La seconde raison est liée aux scrupules démocratiques d’un Jokowi, petit entrepreneur issu du peuple, qui a été élu deux fois grâce à la mobilisation des forces progressistes du pays face au même candidat, Prabowo, ancien général accusé de crimes contre l’humanité et membre de l’oligarchie, soutenu pas les partisans de l’islamisme le plus conservateur. Déjà accusé de favoriser depuis quelque temps une certaine dérive illibérale, en bridant toute expression de ce qui peut être un obstacle au développement économique du pays, on peut comprendre que Jokowi ne veuille pas adopter des mesures encore plus autoritaires et franchir le pas qui lui vaudrait définitivement le qualificatif de « petit Suharto » dont il est déjà affublé et de passer à la postérité comme le fossoyeur d’une démocratie chèrement acquise.

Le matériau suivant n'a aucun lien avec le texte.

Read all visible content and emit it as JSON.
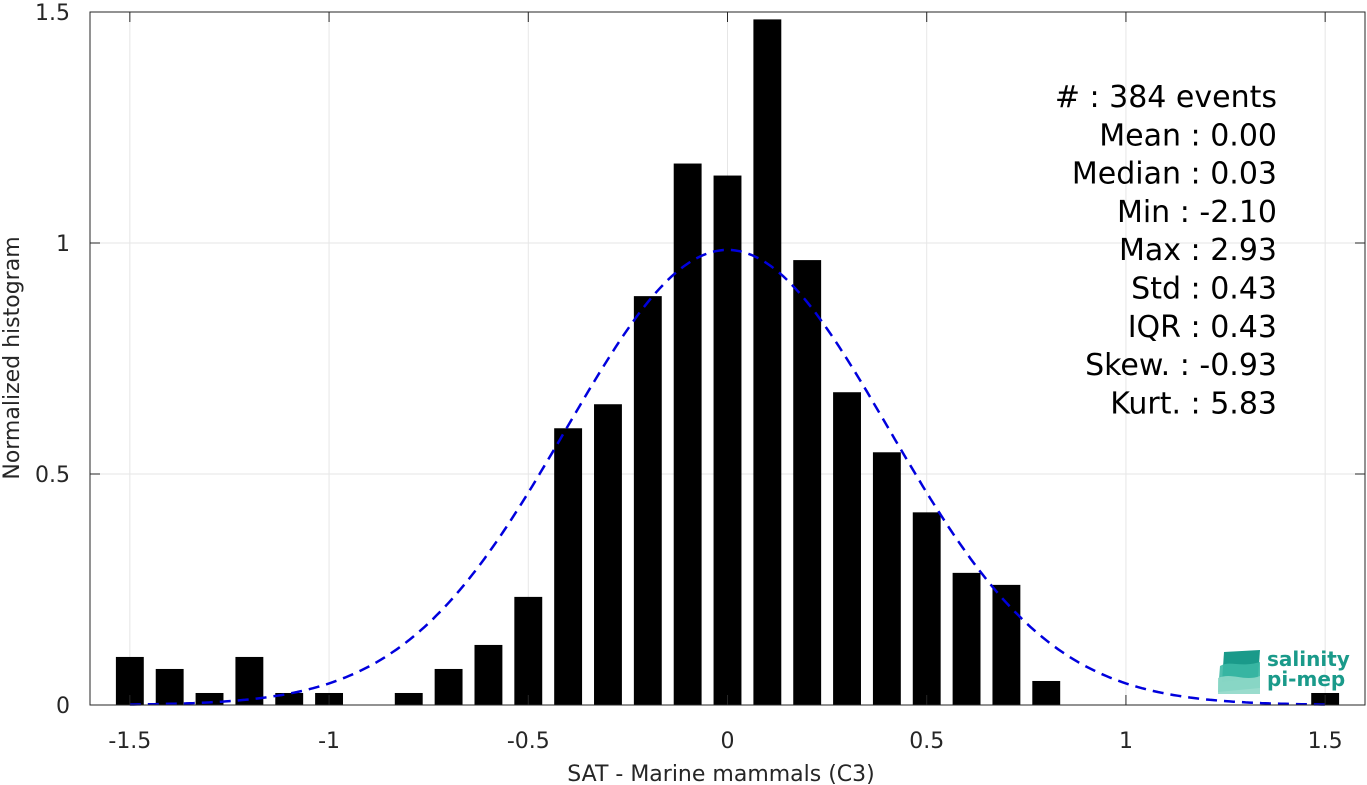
{
  "chart_data": {
    "type": "bar",
    "xlabel": "SAT - Marine mammals (C3)",
    "ylabel": "Normalized histogram",
    "xlim": [
      -1.6,
      1.6
    ],
    "ylim": [
      0,
      1.5
    ],
    "x_ticks": [
      -1.5,
      -1,
      -0.5,
      0,
      0.5,
      1,
      1.5
    ],
    "x_tick_labels": [
      "-1.5",
      "-1",
      "-0.5",
      "0",
      "0.5",
      "1",
      "1.5"
    ],
    "y_ticks": [
      0,
      0.5,
      1,
      1.5
    ],
    "y_tick_labels": [
      "0",
      "0.5",
      "1",
      "1.5"
    ],
    "grid": true,
    "bar_color": "#000000",
    "bins": {
      "x": [
        -1.5,
        -1.4,
        -1.3,
        -1.2,
        -1.1,
        -1.0,
        -0.9,
        -0.8,
        -0.7,
        -0.6,
        -0.5,
        -0.4,
        -0.3,
        -0.2,
        -0.1,
        0.0,
        0.1,
        0.2,
        0.3,
        0.4,
        0.5,
        0.6,
        0.7,
        0.8,
        0.9,
        1.0,
        1.1,
        1.2,
        1.3,
        1.4,
        1.5
      ],
      "values": [
        0.104,
        0.078,
        0.026,
        0.104,
        0.026,
        0.026,
        0.0,
        0.026,
        0.078,
        0.13,
        0.234,
        0.599,
        0.651,
        0.885,
        1.172,
        1.146,
        1.484,
        0.963,
        0.677,
        0.547,
        0.417,
        0.286,
        0.26,
        0.052,
        0.0,
        0.0,
        0.0,
        0.0,
        0.0,
        0.0,
        0.026
      ]
    },
    "fit_curve": {
      "type": "normal",
      "mean": 0.0,
      "std": 0.405,
      "color": "#0000dd",
      "style": "dashed",
      "x_range": [
        -1.5,
        1.5
      ]
    },
    "stats": [
      "#  : 384 events",
      "Mean : 0.00",
      "Median : 0.03",
      "Min : -2.10",
      "Max : 2.93",
      "Std : 0.43",
      "IQR : 0.43",
      "Skew. : -0.93",
      "Kurt. : 5.83"
    ]
  },
  "logo": {
    "line1": "salinity",
    "line2": "pi-mep"
  }
}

La combinaison de ces deux motivations place l’Indonésie face à un risque majeur d’explosion de la pandémie. Cela a suscité une tension croissante entre un gouvernement central, enclin à la procrastination, et des autorités régionales, plus conscientes des risques encourus. Ainsi, après moult tergiversations et une pression de plus en plus forte du gouverneur de Jakarta, Anies Basdewan, que beaucoup voient déjà comme le candidat favori des milieux islamistes à l’élection présidentielle de 2024, Jokowi a finalement décidé de l’autoriser à imposer des mesures de distanciation sociale dans la capitale à compter du 13 avril. Il semble toutefois qu’elles soient très difficiles pour ne pas dire impossible à faire respecter. Par ailleurs, la perspective de voir la capitale se vider de 10 à 15 millions de ses habitants fin mai pour le lebaran est un véritable cauchemar. Le président a bien recommandé à tout le monde de rester à son domicile, mais il est peu probable que la consigne soit respectée. Il est difficilement envisageable d’imposer un confinement total à un pays caractérisé depuis vingt ans par une forte réislamisation de la société et une piété croissante car cela fournirait des armes redoutables à une minorité islamiste radicale qui ne rêve que de mettre fin à la démocratie, de revenir à un régime autoritaire, voire d’imposer un État Islamique.
Bien que personne n’en parle, la situation de l’Indonésie, est donc emblématique du dilemme auquel tous les pays sont confrontés face à cette pandémie du Covid-19 : comment essayer de l’enrayer et de la juguler, en imposant des mesures nécessairement coercitives qui portent atteinte aux libertés individuelles, sans ouvrir la porte à une régression démocratique, qui ne ferait que renforcer la vague de national-populisme autoritaire ayant déjà submergé une bonne partie de la planète, ni couler l’économie et déclencher une grave crise sociale risquant d’emporter le régime.